Di kamar, Satria tidak segera mengatakan kepada Ristia, tentang apa yang ditanyakan ayahnya. Rasa takut kehilangan menghantuinya. Bagaimana kalau Ristia marah, lalu minta cerai?  Ristia adalah segalanya bagi Satria, walau sang istri tak pernah melakukan tugasnya sebagai ibu rumah tangga. Memasak? Bersih-bersih rumah? Mana mungkin. Sejak awal Satria sudah memanjakannya.

“Mas, katakan dong, apa maksud papa tadi,” Ristia kembali merengek.

“Ooh, itu … bukan apa-apa.”

"Bukan apa-apa bagaimana?

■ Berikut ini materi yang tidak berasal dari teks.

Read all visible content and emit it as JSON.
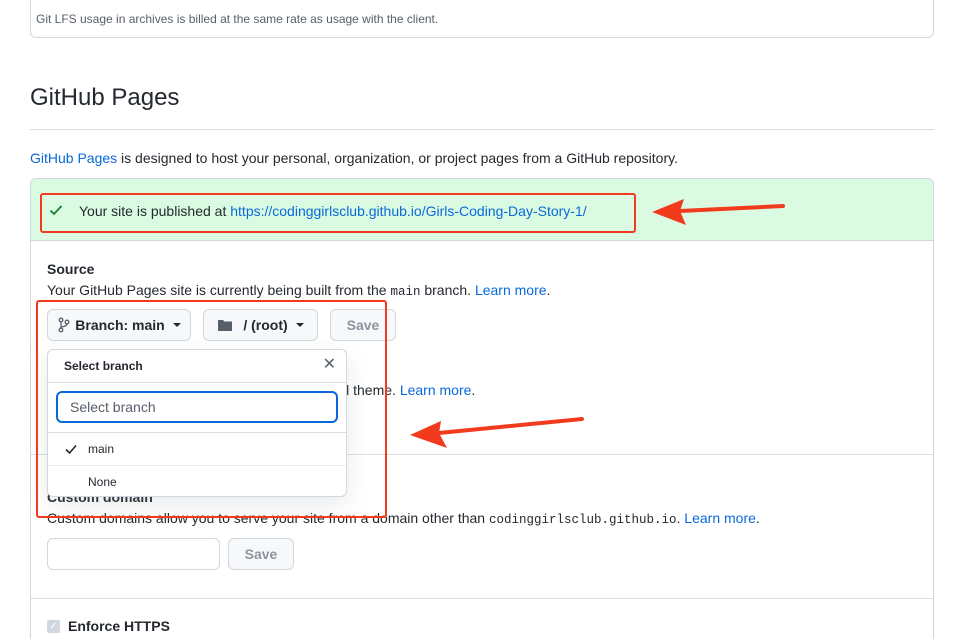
{
  "lfs_note": "Git LFS usage in archives is billed at the same rate as usage with the client.",
  "section_title": "GitHub Pages",
  "intro": {
    "link": "GitHub Pages",
    "text": " is designed to host your personal, organization, or project pages from a GitHub repository."
  },
  "published": {
    "text": "Your site is published at ",
    "url": "https://codinggirlsclub.github.io/Girls-Coding-Day-Story-1/"
  },
  "source": {
    "label": "Source",
    "desc_prefix": "Your GitHub Pages site is currently being built from the ",
    "branch_code": "main",
    "desc_suffix": " branch. ",
    "learn_more": "Learn more",
    "period": "."
  },
  "buttons": {
    "branch": "Branch: main",
    "root": "/ (root)",
    "save": "Save"
  },
  "theme": {
    "text": "ll theme. ",
    "learn_more": "Learn more",
    "period": "."
  },
  "dropdown": {
    "title": "Select branch",
    "filter_placeholder": "Select branch",
    "items": [
      "main",
      "None"
    ]
  },
  "custom_domain": {
    "label": "Custom domain",
    "desc_prefix": "Custom domains allow you to serve your site from a domain other than ",
    "domain_code": "codinggirlsclub.github.io",
    "desc_suffix": ". ",
    "learn_more": "Learn more",
    "period": ".",
    "save": "Save"
  },
  "https": {
    "label": "Enforce HTTPS"
  },
  "colors": {
    "link": "#0969da",
    "success_bg": "#dafbe1",
    "annotation": "#f23a1d"
  }
}
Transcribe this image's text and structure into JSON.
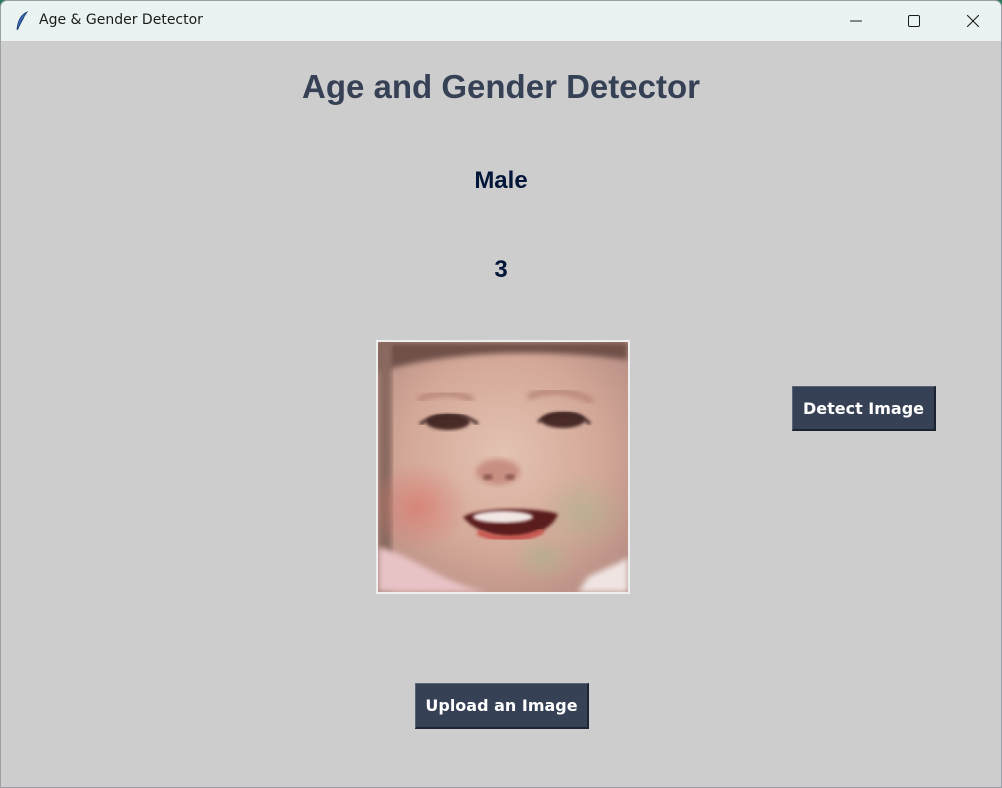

Tadi sudah jelas papa menanyakan sesuatu, dan menunggu jawab Mas, kan?”

“Itu soal pekerjaan,” Satria belum berani mengatakannya.

“Soal pekerjaan. Kok wajah papa jadi serem begitu, dan Mas juga langsung meninggalkan ruang makan. Padahal aku masih ingin nambah, tadi.”

“Kenapa tidak nambah saja?”

“Ya nggak enak, lah. Mas sudah nggak ada. Wajah mama juga nyebelin.”

“Ristia, kamu harus bersikap baik kepada kedua orang tuaku, supaya mereka sayang sama kamu.”

“Lhoh, Ristia kurang baik apa sih. Mereka itu sejak awal memang tidak suka sama Ristia.”

“Pasti ada sebabnya dong,” Satria mengatakannya masih dengan tersenyum, sambil mempermainkan anak rambut yang menutupi dahi istrinya. Ia harus mengatakannya dengan hati-hati, takut sang istri marah.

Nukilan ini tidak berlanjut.